The Chattanooga Times moves to a new generation of family ownership as the four grandchildren of Adolph S. Ochs , who bought the paper in 1878 and bought the New York Times 18 years later, hand the paper's ownership down to their 13 children... Knight-Ridder Washington bureau national correspondent Vanessa Gallman moves South to become editorial page editor of Lexington, Kentucky's Herald-Leader ... Lou Ureneck , who left the Portland Press Herald and Maine Sunday Telegram after a 23-year stint culminating as editor, joins the Philadelphia Inquirer as assistant to the editor, a position that will have him engaged in an 18-month to two-year rotation of roles, presumably to prepare him for bigger things in the future... Vivian Waixel is the first woman to be appointed editor of Hackensack, New Jersey's Record in the paper's 101-year history. Waixel, a 25-year veteran of the Record, succeeds Glenn Ritt , who will fill the newly created position of vice president of news and information... Pat Widder , the Chicago Tribune 's associate managing editor for financial news, joins the Trib's Washington bureau as a senior writer and chief economic correspondent.

Magazine Moves

Congressional Quarterly names a new executive editor to replace Robert W. Merry , who becomes publisher of the Beltway mainstay.
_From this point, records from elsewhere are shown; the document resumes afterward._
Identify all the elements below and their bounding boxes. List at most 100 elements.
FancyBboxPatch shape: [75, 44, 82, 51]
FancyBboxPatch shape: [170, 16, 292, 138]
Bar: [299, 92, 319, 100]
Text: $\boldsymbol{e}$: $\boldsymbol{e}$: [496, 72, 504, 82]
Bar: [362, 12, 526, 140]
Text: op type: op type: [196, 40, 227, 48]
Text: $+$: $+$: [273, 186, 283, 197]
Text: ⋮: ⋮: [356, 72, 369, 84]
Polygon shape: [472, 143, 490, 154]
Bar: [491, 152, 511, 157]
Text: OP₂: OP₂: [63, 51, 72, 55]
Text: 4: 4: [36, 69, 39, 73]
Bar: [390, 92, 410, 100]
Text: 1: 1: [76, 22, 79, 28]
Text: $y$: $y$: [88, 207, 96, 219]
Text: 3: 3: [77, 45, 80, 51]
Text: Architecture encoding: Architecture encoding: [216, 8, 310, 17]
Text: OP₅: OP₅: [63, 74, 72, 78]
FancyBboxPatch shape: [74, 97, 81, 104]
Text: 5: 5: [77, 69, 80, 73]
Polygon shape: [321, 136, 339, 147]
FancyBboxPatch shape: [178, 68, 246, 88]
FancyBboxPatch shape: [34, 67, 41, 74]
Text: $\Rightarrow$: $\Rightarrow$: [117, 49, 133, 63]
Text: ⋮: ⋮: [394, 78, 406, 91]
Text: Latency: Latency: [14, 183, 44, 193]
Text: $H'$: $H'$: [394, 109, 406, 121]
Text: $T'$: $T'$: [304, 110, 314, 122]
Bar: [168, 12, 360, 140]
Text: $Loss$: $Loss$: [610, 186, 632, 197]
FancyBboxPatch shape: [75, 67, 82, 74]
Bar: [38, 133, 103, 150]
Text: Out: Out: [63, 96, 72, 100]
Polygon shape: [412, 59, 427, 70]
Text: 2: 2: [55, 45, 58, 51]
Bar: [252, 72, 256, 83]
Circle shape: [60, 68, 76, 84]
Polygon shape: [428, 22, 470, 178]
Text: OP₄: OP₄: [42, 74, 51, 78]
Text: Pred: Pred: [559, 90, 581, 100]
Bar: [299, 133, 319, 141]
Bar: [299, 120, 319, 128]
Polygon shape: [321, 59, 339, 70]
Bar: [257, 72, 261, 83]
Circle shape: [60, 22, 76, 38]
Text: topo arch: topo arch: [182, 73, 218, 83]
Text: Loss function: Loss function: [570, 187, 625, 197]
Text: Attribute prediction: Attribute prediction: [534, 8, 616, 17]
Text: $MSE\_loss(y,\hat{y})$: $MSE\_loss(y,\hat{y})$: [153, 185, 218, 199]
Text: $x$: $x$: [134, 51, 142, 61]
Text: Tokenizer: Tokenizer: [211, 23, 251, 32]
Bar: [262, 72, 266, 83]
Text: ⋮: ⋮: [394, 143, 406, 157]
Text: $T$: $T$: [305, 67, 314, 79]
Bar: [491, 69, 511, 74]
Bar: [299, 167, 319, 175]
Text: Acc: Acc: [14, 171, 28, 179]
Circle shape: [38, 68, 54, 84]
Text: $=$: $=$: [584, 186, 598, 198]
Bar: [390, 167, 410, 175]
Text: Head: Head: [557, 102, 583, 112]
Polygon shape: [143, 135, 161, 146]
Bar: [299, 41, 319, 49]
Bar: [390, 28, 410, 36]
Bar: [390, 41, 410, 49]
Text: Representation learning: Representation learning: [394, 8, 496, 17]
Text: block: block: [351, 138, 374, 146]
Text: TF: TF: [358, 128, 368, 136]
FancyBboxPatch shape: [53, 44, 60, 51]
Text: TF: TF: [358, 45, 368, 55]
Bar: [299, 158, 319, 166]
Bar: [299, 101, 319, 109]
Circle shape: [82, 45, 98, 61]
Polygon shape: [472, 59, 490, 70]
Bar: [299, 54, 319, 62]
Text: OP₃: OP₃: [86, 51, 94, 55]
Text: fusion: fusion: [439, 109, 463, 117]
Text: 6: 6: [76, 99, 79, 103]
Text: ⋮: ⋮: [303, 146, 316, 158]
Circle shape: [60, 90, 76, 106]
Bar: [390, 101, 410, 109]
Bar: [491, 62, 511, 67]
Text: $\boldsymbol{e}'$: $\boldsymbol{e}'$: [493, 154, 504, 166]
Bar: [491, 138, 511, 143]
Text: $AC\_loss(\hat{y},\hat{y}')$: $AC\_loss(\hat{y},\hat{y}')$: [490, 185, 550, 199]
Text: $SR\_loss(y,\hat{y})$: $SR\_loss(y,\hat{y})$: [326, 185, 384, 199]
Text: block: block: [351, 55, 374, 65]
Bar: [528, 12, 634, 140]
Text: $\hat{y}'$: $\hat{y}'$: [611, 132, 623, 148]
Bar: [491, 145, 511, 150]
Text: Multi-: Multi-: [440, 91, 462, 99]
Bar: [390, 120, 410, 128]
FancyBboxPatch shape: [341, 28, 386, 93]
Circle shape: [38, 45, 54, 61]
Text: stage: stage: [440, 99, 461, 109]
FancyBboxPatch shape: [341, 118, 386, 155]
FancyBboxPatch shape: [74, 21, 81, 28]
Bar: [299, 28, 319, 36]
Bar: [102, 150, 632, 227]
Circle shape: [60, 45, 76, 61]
David Rapp , a 12-year CQ veteran who was formerly editor of CQ new media and most recently assistant executive editor for development, will now direct all of CQ's editorial operations, print and electronic... Will Blythe , literary editor of Esquire , resigns from the magazine he's been with for 10 years to protest Executive Editor Edward Kosner 's decision to pull a fictional story from the monthly's April issue. Kosner feared the story by David Leavitt, rumored to contain homoerotic scenes and vulgar anatomical references, would offend the magazine's readership... Folio magazine names Lisa Phillips , formerly a senior editor at The American Lawyer , editor in chief. Phillips succeeds Anne Russell , who resigned as the magazine's editorial director in order to become editor in chief of Living Fit magazine.